Job security could have a big role to play in why women are waiting to have children, researchers say.

 In 2013, at the very end of the global financial crisis, researchers in Adelaide, Australia found that the likelihood women would become mothers by the age of 35 dropped for every year she spent working a temporary job. If a woman had worked as a temp for one year she was 8 percent less likely to be a mother by 35. If she had a temp job for three years, she was 23 percent less likely to have had her first child by that age, and if she spent five years in temporary employment, she was a full 35 percent less likely, the researchers revealed. This was true regardless of the woman’s level of education.

“Our findings suggest that, regardless of their socioeconomic circumstances, women generally aspire to economic security prior to starting a family,” wrote the authors of the study, which was published in the academic journal Human Reproduction.

“We are confident that childlessness is related to employment status, over and above any relationships with socio-economic circumstance,” co-author Lynne Giles, a senior lecturer at the Adelaide university, told Time magazine. “We took the woman’s educational attainment and that of her partner into account in our analyses.”
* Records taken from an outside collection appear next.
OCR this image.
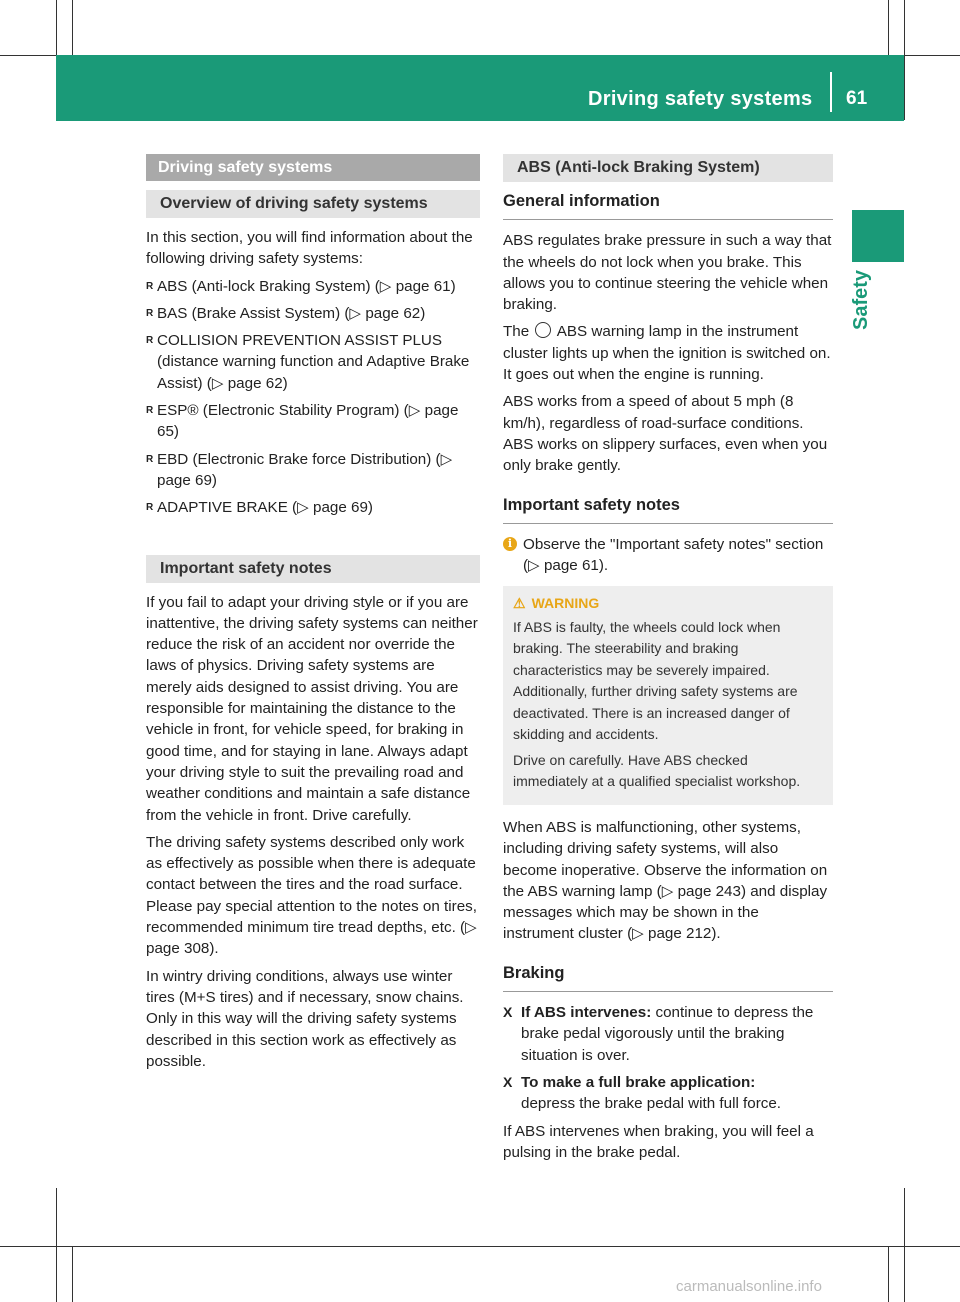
Driving safety systems 61
Safety
Driving safety systems
Overview of driving safety systems

In this section, you will find information about the following driving safety systems:

R ABS (Anti-lock Braking System) (▷ page 61)
R BAS (Brake Assist System) (▷ page 62)
R COLLISION PREVENTION ASSIST PLUS (distance warning function and Adaptive Brake Assist) (▷ page 62)
R ESP® (Electronic Stability Program) (▷ page 65)
R EBD (Electronic Brake force Distribution) (▷ page 69)
R ADAPTIVE BRAKE (▷ page 69)
Important safety notes

If you fail to adapt your driving style or if you are inattentive, the driving safety systems can neither reduce the risk of an accident nor override the laws of physics. Driving safety systems are merely aids designed to assist driving. You are responsible for maintaining the distance to the vehicle in front, for vehicle speed, for braking in good time, and for staying in lane. Always adapt your driving style to suit the prevailing road and weather conditions and maintain a safe distance from the vehicle in front. Drive carefully.

The driving safety systems described only work as effectively as possible when there is adequate contact between the tires and the road surface. Please pay special attention to the notes on tires, recommended minimum tire tread depths, etc. (▷ page 308).

In wintry driving conditions, always use winter tires (M+S tires) and if necessary, snow chains. Only in this way will the driving safety systems described in this section work as effectively as possible.

ABS (Anti-lock Braking System)
General information

ABS regulates brake pressure in such a way that the wheels do not lock when you brake. This allows you to continue steering the vehicle when braking.

The ABS warning lamp in the instrument cluster lights up when the ignition is switched on. It goes out when the engine is running.

ABS works from a speed of about 5 mph (8 km/h), regardless of road-surface conditions. ABS works on slippery surfaces, even when you only brake gently.

Important safety notes
i Observe the "Important safety notes" section (▷ page 61).
⚠ WARNING

If ABS is faulty, the wheels could lock when braking. The steerability and braking characteristics may be severely impaired. Additionally, further driving safety systems are deactivated. There is an increased danger of skidding and accidents.

Drive on carefully. Have ABS checked immediately at a qualified specialist workshop.

When ABS is malfunctioning, other systems, including driving safety systems, will also become inoperative. Observe the information on the ABS warning lamp (▷ page 243) and display messages which may be shown in the instrument cluster (▷ page 212).

Braking
X If ABS intervenes: continue to depress the brake pedal vigorously until the braking situation is over.
X To make a full brake application:
depress the brake pedal with full force.

If ABS intervenes when braking, you will feel a pulsing in the brake pedal.

carmanualsonline.info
Now, however, many observers say they are confident that the economic recovery in the United States will also lead to more births.  

 "By 2016 and 2017, I think we'll start seeing a real comeback," Dr. Aaron Caughey, chair of obstetrics and gynecology for Oregon Health & Science University in Portland, told CBS. "While the economy is doing better, you're still going to see a lag effect of about a year, and 2014 is the first year our economy really started to feel like it's getting back to normal."